Light traffic in Portland ahead of eclipse, ODOT says that's bound to change


Oregon state agencies have been preparing for a major increase in traffic, especially to areas of totality. However, something happened they didn’t expect on the roads: smooth sailing around the Portland metro Sunday morning.

Oregon Department of Transportation workers say it seems as if locals have already hit the road down to totality.

The real traffic was piling up at the Portland International Airport.

Some people say they’re staying in downtown Portland or Beaverton and are hoping to head south around 3 a.m.
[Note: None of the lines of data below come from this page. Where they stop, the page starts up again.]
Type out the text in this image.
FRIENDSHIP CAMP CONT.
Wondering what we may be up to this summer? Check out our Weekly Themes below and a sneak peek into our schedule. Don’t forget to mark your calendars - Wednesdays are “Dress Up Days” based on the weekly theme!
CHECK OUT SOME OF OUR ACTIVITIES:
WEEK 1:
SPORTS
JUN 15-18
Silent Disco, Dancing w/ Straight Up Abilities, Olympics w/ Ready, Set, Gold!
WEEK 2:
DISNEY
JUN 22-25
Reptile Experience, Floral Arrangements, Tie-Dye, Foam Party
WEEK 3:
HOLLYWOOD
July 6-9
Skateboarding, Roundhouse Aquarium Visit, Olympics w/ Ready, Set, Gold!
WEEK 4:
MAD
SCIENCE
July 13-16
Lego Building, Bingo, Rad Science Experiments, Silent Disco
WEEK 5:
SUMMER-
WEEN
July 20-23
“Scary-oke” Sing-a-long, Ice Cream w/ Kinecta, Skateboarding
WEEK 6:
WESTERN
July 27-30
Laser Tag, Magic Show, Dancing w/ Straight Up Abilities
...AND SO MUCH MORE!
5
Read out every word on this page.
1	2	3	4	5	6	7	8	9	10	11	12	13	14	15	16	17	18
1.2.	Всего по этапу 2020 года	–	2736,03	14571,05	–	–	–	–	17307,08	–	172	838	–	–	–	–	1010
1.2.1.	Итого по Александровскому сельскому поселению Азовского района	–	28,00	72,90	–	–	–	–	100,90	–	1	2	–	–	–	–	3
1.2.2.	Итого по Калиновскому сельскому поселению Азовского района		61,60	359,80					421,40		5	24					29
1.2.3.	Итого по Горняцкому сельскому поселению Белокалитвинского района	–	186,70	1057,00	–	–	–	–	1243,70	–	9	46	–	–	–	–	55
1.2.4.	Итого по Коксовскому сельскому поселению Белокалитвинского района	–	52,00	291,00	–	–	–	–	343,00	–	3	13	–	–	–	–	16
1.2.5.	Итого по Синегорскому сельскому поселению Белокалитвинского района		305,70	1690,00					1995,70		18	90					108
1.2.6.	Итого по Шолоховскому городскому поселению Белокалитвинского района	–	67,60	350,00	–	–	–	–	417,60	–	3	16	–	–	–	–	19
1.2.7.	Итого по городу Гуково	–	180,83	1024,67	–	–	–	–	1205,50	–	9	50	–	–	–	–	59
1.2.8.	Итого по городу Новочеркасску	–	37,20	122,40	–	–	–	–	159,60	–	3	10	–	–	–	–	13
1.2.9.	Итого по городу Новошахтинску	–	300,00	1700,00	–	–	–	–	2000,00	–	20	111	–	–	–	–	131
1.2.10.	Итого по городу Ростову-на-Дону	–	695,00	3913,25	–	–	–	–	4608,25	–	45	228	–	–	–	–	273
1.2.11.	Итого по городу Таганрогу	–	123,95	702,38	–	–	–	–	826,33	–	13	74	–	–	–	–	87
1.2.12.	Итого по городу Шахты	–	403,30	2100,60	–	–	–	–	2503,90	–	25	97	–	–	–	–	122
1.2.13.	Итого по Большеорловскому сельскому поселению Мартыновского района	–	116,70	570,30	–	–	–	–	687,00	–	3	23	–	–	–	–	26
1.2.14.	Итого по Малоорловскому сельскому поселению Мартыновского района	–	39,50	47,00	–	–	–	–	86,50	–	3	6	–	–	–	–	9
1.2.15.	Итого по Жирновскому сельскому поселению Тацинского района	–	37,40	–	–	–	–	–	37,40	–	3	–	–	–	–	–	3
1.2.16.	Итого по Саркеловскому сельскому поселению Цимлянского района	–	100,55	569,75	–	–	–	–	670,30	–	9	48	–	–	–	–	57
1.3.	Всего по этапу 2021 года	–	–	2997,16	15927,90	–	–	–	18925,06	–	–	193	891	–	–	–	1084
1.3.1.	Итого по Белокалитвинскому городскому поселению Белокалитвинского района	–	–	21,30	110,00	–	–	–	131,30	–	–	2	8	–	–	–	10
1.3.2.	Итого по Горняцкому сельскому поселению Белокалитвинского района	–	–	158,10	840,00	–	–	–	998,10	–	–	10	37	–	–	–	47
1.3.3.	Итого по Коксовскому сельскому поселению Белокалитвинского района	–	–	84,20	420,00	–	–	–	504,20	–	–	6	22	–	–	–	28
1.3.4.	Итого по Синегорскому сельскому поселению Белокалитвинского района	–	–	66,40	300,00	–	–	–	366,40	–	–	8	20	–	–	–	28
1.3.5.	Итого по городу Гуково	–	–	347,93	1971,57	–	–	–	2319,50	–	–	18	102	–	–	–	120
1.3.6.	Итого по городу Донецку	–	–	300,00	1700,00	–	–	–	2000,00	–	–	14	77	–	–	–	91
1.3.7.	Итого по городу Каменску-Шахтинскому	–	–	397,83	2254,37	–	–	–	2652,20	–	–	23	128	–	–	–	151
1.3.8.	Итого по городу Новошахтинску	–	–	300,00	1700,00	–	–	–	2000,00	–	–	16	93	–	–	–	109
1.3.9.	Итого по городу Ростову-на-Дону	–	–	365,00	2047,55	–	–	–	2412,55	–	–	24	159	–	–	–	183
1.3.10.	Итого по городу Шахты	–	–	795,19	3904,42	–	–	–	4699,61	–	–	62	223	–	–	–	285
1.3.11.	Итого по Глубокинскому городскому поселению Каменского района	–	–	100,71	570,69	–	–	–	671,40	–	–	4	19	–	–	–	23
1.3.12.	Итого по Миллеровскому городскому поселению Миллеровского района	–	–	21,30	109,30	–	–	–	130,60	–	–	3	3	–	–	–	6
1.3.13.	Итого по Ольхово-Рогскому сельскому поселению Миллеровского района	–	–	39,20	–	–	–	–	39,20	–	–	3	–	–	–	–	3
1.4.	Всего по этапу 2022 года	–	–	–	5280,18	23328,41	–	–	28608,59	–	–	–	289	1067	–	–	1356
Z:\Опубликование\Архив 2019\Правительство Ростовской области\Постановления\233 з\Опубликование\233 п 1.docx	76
Monday morning.

“We started talking about it a year ago, I think, and we probably booked this about six or eight months ago,” said Miressa Lira, who is driving to totality from Beaverton. “If we miss it, I swear I’m gonna die.”

There didn’t appear to be any nerves about traffic leaving from the airport Sunday morning.

Many people telling me they booked in Beaverton, downtown PDX and plan to drive down around 1-3a. ?? Yikes! @fox12oregon— Brenna Kelly (@BrennaKellyNews) August 20, 2017

Even with just hours to go before the eclipse, last-minute travelers say they’re ready.

“Yeah, even if I had to walk. I did a lot of walking yesterday to get in shape just in case we do have to do a lot of walking, so there’s no way I’m gonna miss this one,” said George Sharp, who is traveling to totality from Saskatchewan, Canada.

George Sharp from Regina in Saskatchewan, Canada just arrived at @flypdx. He has a radio to listen for traffic down to Salem. @fox12oregon— Brenna Kelly (@BrennaKellyNews) August 20, 2017

Maz Strodike had just landed at PDX Sunday morning from Peru. She found a ride Sunday morning to the Symbiosis Gathering in Prineville.

“I’m completely winging this experience,” she said.

Traffic started easy on Portland metro roads Sunday morning. ODOT traffic operations specialist Lee Erickson said the traffic was fairly normal for this time of day.

.@OregonDOT shows no unusual traffic so far in the city. In fact, lighter than a normal Sunday morning. @fox12oregon— Brenna Kelly (@BrennaKellyNews) August 20, 2017

“If it does increase then we’re prepared for it. We’ll do what we need to do to keep the highways open,” he said.

ODOT has three incident response trucks in Portland for the eclipse. There’s normally two.

They also have some of their video signs displaying warnings in preparation for the eclipse. Monday’s sign is set to read: “TURN ON LIGHTS. SOLAR ECLIPSE 10-11 AM.”

Though the traffic appeared light in Portland Sunday morning, that’s bound to change soon.

ODOT workers say if a person is driving during the eclipse and wants to watch, pull into a parking lot or another safe spot – not on the roadside.